Automatic transmission fluid
Most, though not all, automatic transmission fluid is reddish in color when fresh and like engine oil, gets darker over time. But unlike engine oil, it should never look brown or (worse) black. If it does, it is likely the transmission overheated at some point. This is your cue to have the car checked out. A running-hot transmission will usually be a short-lived transmission.
Watch out for: Burnt smell or small metallic shavings held in suspension in the fluid or present on the dipstick. Wipe the (cool) dipstick between your thumb and index finger. If you feel any grit, it is very likely the transmission will need work — possible a major overhaul — in the near future. A burnt smell is a clue the transmission is running hot. Get it checked as soon as possible.
Coolant (anti-freeze) used to be neon green in color but many late-model cars also use so-called “long-life” coolant that can be orange in color. What you want to be wary of is coolant that is brown or oily-looking. If the coolant just looks dirty, all the system may need is a thorough flush and refill with fresh coolant. If there’s oil in the coolant, it could be a more serious problem that might involve major work to the engine as well as the cooling system. Look out for air bubbles in the coolant, which you can check for by removing the radiator cap (engine cold!) and then running the engine for a few minutes while you watch the filler neck. Bubbles in the coolant are a clue that an intake manifold or head gasket may be leaking.
Watch for: The manufacturer’s recommendations about which type of coolant to use. If your car came from the factory with the orange-red colored long-life coolant, it may not be ok to top off or refill the system with standard green coolant.
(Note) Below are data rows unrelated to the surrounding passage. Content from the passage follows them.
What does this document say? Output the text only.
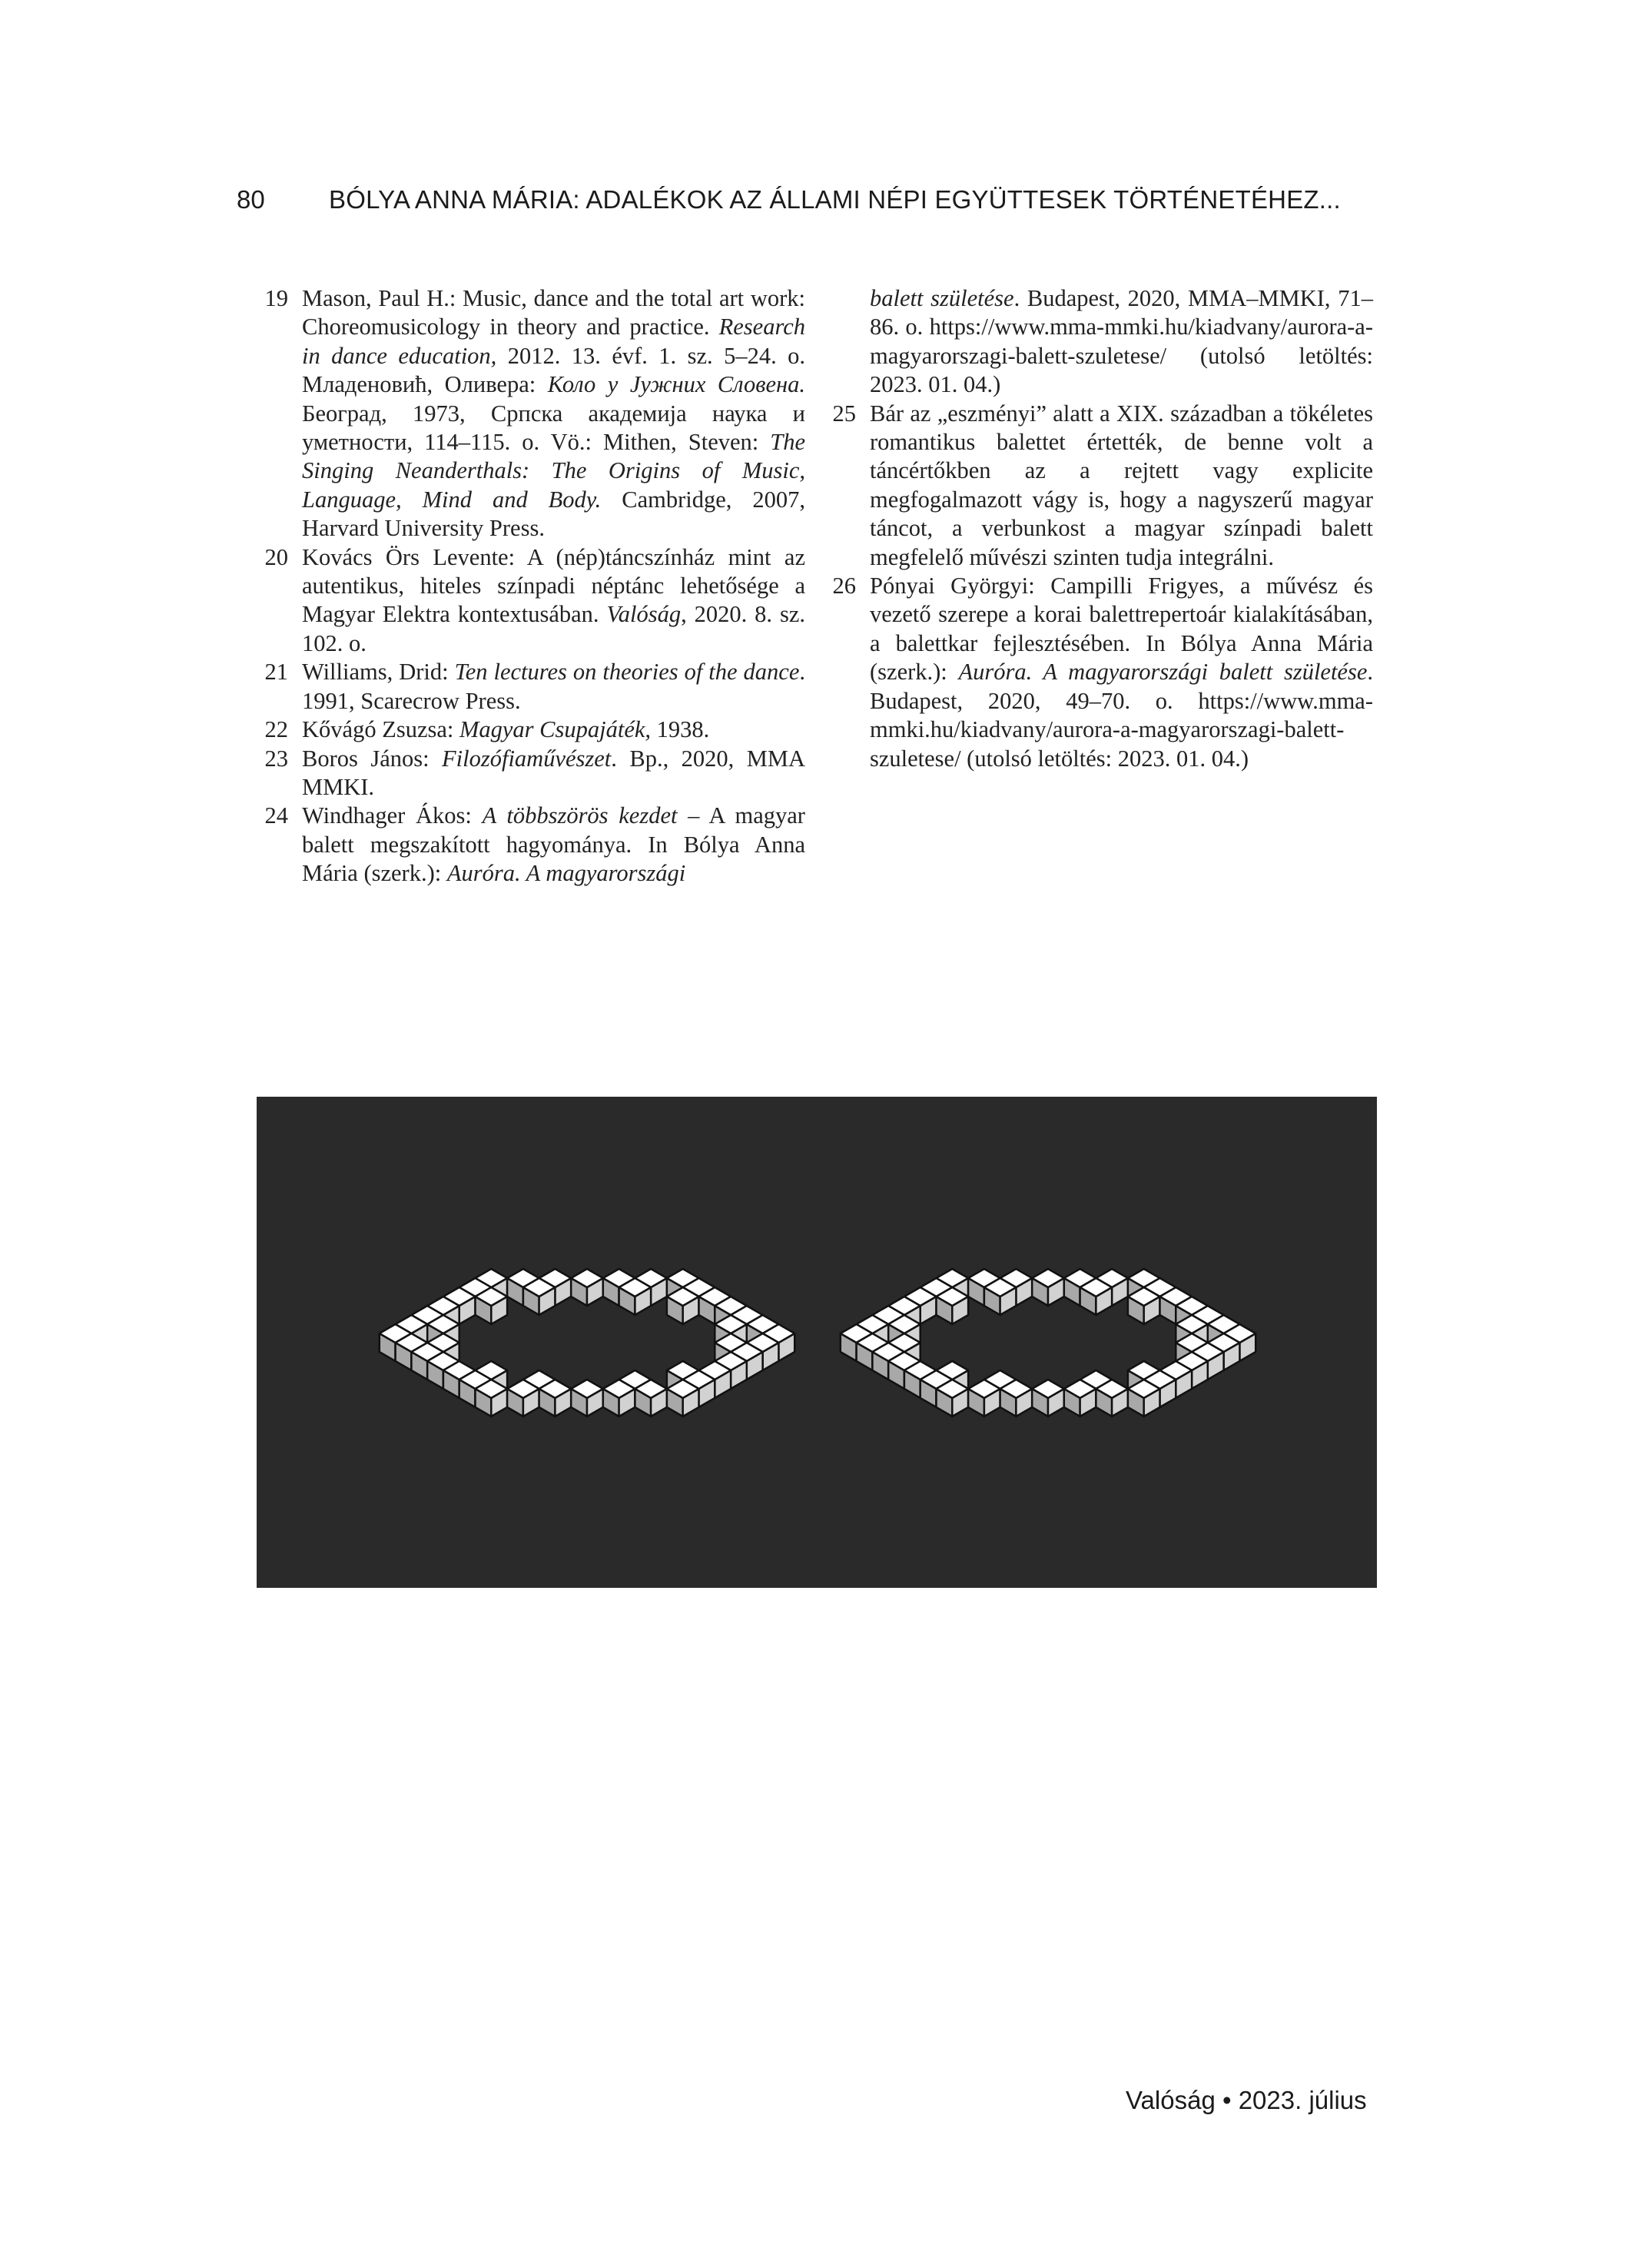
80	BÓLYA ANNA MÁRIA: ADALÉKOK AZ ÁLLAMI NÉPI EGYÜTTESEK TÖRTÉNETÉHEZ...

19 Mason, Paul H.: Music, dance and the total art work: Choreomusicology in theory and practice. Research in dance education, 2012. 13. évf. 1. sz. 5–24. o. Младеновић, Оливера: Коло у Јужних Словена. Београд, 1973, Српска академија наука и уметности, 114–115. o. Vö.: Mithen, Steven: The Singing Neanderthals: The Origins of Music, Language, Mind and Body. Cambridge, 2007, Harvard University Press.

20 Kovács Örs Levente: A (nép)táncszínház mint az autentikus, hiteles színpadi néptánc lehetősége a Magyar Elektra kontextusában. Valóság, 2020. 8. sz. 102. o.

21 Williams, Drid: Ten lectures on theories of the dance. 1991, Scarecrow Press.

22 Kővágó Zsuzsa: Magyar Csupajáték, 1938.

23 Boros János: Filozófiaművészet. Bp., 2020, MMA MMKI.

24 Windhager Ákos: A többszörös kezdet – A magyar balett megszakított hagyománya. In Bólya Anna Mária (szerk.): Auróra. A magyarországi

balett születése. Budapest, 2020, MMA–MMKI, 71–86. o. https://www.mma-mmki.hu/kiadvany/aurora-a-magyarorszagi-balett-szuletese/ (utolsó letöltés: 2023. 01. 04.)

25 Bár az „eszményi” alatt a XIX. században a tökéletes romantikus balettet értették, de benne volt a táncértőkben az a rejtett vagy explicite megfogalmazott vágy is, hogy a nagyszerű magyar táncot, a verbunkost a magyar színpadi balett megfelelő művészi szinten tudja integrálni.

26 Pónyai Györgyi: Campilli Frigyes, a művész és vezető szerepe a korai balettrepertoár kialakításában, a balettkar fejlesztésében. In Bólya Anna Mária (szerk.): Auróra. A magyarországi balett születése. Budapest, 2020, 49–70. o. https://www.mma-mmki.hu/kiadvany/aurora-a-magyarorszagi-balett-szuletese/ (utolsó letöltés: 2023. 01. 04.)

Valóság • 2023. július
If it’s an emergency and nothing else is available, use straight water — ideally distilled water.
Have the car serviced as soon as possible.
Crankcase breather element
In addition to the air filter, inside the air cleaner assembly in most late-model cars you will find a small, replaceable breather element. It filters the air that’s normally sucked into the engine’s crankcase as part of the Positive Crankcase Ventilation (PVC) system. It’s normal for this small filter element to look dusty and dirty — and when it does, it’s probably time to replace it. What’s not normal is for the breather element to look black and be sopping wet with oil. If it is, there may be a problem with the PCV system (minor and easily fixed) or the engine might be getting tired; oil is leaking past piston rings up into the air cleaner assembly.
Many owners forget to service this small but important little filter. Check its condition at least once a year and replace the breather element when indicated.
Like engine oil, brake fluid looks clear to honey-colored when fresh and gets darker over time, as contaminants build up. Unlike engine oil, the contaminants in brake fluid don’t get caught by a filter.
Brake fluid also tends to attract water, which can rust out the lines (and master cylinder, if it’s metal) from the inside. This is why it is especially important to keep track of the condition of the brake fluid and have it changed out as necessary (usually, once every 3-4 years at least). Otherwise, you risk damaging expensive components. Braking performance will also be reduced, especially if any air has gotten into the system.
Be certain to use only the correct type of fluid for your vehicle (e.g., DOT 3, 4 or 5) as specified on the master cylinder cap. Use of incorrect/incompatible fluid can cause problems you don’t want.
Watch for: Spongy or soft pedal feel. This indicates low brake fluid level, or air in the system — either of which are potentially dangerous. Reduce your speed and leave extra stopping room between your car and other vehicles, just in case.
Have the car looked at a soon as possible.